Não obstante, observa-se que, na proposta de norma, não foi contemplada expressamente a admissibilidade de arbitragem para controvérsias envolvendo preços e condições exigidos como contrapartida da exploração de instalações portuárias em portos organizados concedidos à iniciativa privada. Ou seja, caso a proposta seja aprovada sem menção expressa a esse tipo de controvérsia, é possível que, no exame de admissibilidade, a agência venha a negar instauração de arbitragem.

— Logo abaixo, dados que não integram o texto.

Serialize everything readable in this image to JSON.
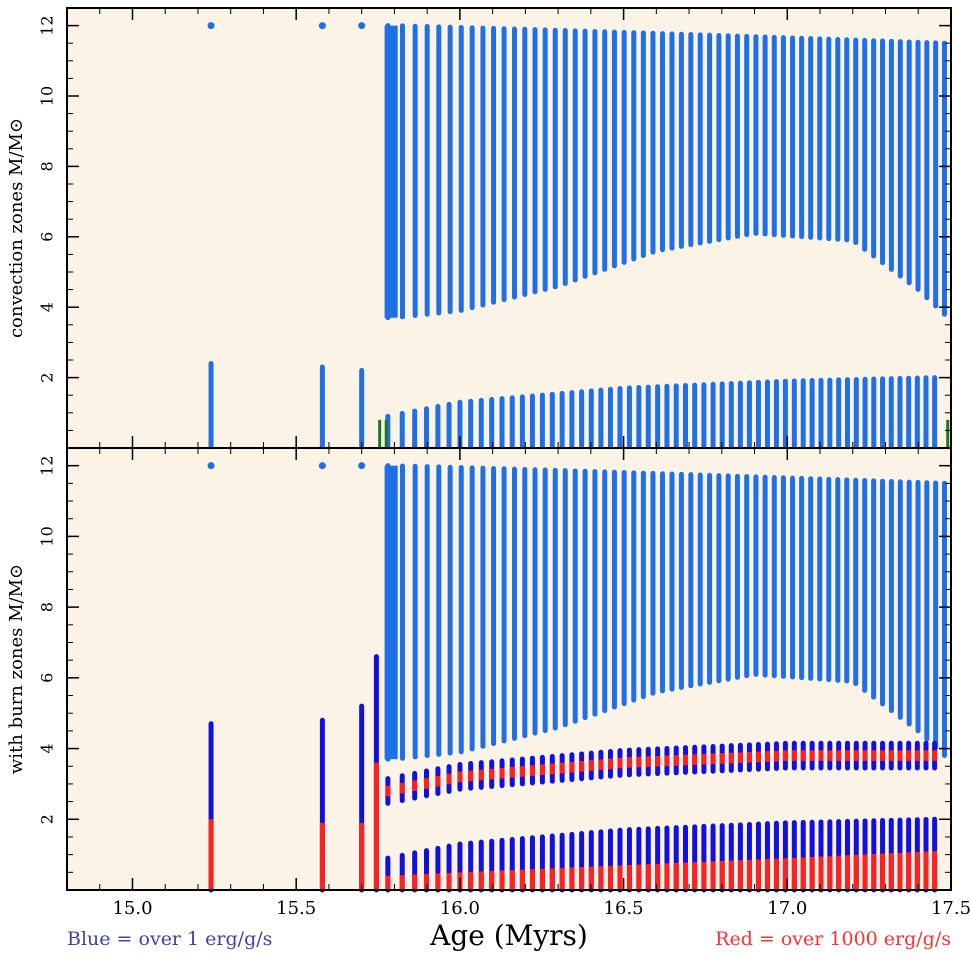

Também se verifica que o art. 36 da proposta de norma tende a inviabilizar a arbitragem de conflitos envolvendo contratos entre concessionária e exploradores de terminais. A razão disso decorre de que os contratos entre concessionária e exploradores de terminais são contratos privados nos termos do art. 5º-A da Lei 12.815/2013, enquanto o art. 36 da minuta restringiu a aplicação da arbitragem regulatória aos conflitos “envolvendo a aplicação de leis, normas e contratos públicos”.

Nesse esteio, se a agência pretende manter a coerência do modelo de concessões portuárias – como sendo o de ampla liberdade contratual garantida a solução de conflitos e abusos pela agência – é fundamental que a proposta de norma seja ajustada, pois quaisquer medidas para reduzir incertezas tornam-se pontos positivos para transformar a arbitragem regulatória em um instrumento mais seguro, eficaz e confiável para os regulados.

*Denis Austin é advogado com atuação em diversos setores de infraestrutura, mestre em Direito pelo IDP e MBA em Finanças Corporativas pela FGV.
O iNFRADebate é o espaço de artigos da Agência iNFRA com opiniões de seus atores que não refletem necessariamente o pensamento da Agência iNFRA, sendo de total responsabilidade do autor as informações, juízos de valor e conceitos descritos no texto.